In this image taken from May 2020 surveillance video and shown in San Diego Central Court in San Diego, Calif. on Tuesday, Jan. 26, 2021, former San Diego County Sheriff’s Deputy Aaron Russell at center, points his gun at Nicholas Bils outside San Diego County Jail in downtown San Diego. Russell, who fatally shot Bils, whom he saw escape from a patrol car, was sentenced on Monday, February 7, 2022, to three years probation and one year in prison. (Courtesy of San Diego County Jail via The San Diego Union-Tribune via AP)

PA

A former San Diego County sheriff’s deputy who fatally shot a man he saw escape from a patrol car was sentenced on Monday to three years probation and a year in prison.

Aaron Russell, 25, pleaded guilty last month to intentional homicide in the shooting death of Nicholas Bils in May 2020.

Superior Court Judge Francis Devaney also ordered a three-year suspended sentence, which means that if Russell violates the terms of probation, he could be sent to prison, the San Diego Union-Tribune reported.

The prosecutor had requested a six-year sentence behind bars.

Russell’s year in custody could be served in the county jail, but can be served under a furlough program, if approved.

Bils’ mother, Kathleen Bils, walked out of the courtroom when she heard the judge’s ruling, KPBS-TV reported.

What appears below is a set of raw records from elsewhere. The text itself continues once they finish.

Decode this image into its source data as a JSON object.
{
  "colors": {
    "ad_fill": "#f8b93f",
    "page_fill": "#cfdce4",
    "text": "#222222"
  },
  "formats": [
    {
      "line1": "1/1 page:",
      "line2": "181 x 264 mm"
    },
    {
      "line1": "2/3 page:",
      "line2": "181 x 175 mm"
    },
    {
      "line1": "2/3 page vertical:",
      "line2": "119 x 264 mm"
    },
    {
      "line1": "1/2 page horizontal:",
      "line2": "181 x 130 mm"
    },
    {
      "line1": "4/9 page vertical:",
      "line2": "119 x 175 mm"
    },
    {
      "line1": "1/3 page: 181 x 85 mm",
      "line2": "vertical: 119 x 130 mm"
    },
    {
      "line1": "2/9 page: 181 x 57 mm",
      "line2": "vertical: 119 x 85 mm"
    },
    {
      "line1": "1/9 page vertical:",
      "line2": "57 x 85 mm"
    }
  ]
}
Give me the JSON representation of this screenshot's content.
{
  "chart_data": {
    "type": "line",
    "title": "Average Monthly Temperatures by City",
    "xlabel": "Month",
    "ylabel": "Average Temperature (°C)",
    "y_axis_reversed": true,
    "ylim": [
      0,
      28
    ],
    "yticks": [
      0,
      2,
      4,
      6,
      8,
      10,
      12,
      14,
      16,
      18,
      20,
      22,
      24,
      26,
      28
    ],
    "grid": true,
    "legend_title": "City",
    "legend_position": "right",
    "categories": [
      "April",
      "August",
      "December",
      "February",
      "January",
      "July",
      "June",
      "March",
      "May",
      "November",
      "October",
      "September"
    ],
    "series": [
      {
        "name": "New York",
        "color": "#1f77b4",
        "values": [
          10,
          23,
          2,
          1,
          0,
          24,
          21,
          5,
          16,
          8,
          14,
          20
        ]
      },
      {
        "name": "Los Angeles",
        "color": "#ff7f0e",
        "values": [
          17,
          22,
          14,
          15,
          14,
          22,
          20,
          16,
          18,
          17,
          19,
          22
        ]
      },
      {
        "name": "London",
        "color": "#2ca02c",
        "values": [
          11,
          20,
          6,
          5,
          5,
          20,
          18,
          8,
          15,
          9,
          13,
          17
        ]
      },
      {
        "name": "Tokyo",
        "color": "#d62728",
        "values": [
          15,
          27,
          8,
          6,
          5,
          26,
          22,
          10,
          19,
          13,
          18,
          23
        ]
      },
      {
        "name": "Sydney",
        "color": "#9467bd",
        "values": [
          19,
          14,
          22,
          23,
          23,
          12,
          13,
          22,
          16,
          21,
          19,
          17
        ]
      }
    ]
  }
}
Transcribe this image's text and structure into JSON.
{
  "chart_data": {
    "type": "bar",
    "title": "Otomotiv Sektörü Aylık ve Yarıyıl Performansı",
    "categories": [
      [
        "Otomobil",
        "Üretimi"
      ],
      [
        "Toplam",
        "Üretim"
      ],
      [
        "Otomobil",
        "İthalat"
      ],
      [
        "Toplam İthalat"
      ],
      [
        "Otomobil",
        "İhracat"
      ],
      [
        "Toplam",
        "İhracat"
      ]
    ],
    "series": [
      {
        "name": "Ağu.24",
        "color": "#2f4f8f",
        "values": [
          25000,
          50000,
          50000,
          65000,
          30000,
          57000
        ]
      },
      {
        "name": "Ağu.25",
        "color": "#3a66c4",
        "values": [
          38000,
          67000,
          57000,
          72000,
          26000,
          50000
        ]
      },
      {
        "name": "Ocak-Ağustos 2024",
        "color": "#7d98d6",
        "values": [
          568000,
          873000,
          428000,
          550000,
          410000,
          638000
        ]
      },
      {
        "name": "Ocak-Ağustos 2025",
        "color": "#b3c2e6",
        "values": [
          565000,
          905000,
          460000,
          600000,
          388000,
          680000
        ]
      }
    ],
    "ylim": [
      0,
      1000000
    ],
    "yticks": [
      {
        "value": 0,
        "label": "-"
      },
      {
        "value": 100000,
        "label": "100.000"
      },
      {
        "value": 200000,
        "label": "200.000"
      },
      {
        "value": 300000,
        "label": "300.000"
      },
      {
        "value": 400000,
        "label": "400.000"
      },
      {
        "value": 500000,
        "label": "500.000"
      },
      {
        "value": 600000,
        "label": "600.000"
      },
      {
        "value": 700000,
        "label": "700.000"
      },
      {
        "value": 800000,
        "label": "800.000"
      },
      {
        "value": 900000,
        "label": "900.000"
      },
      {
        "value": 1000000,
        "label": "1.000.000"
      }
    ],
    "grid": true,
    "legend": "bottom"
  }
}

Outside of court, Bils’ cousin Amber Barnett called the sentence “shameful” and said it “sends the message to law enforcement that they can shoot someone in the back and maybe get a year in jail.”

Russell was a deputy with 18 months on the force when he saw Bils, 36, escape from a state park patrol car. He shot Bils in the back as he fled.

In his plea agreement, Russell admitted that he “unreasonably believes that I or anyone else is in imminent danger of being killed or suffering serious bodily harm”.

“In fact, but unreasonably, I believed that the immediate use of deadly force was necessary to defend against danger,” Russell said.

Kathleen Bils sued Russell and County in federal court, alleging excessive force and wrongful death.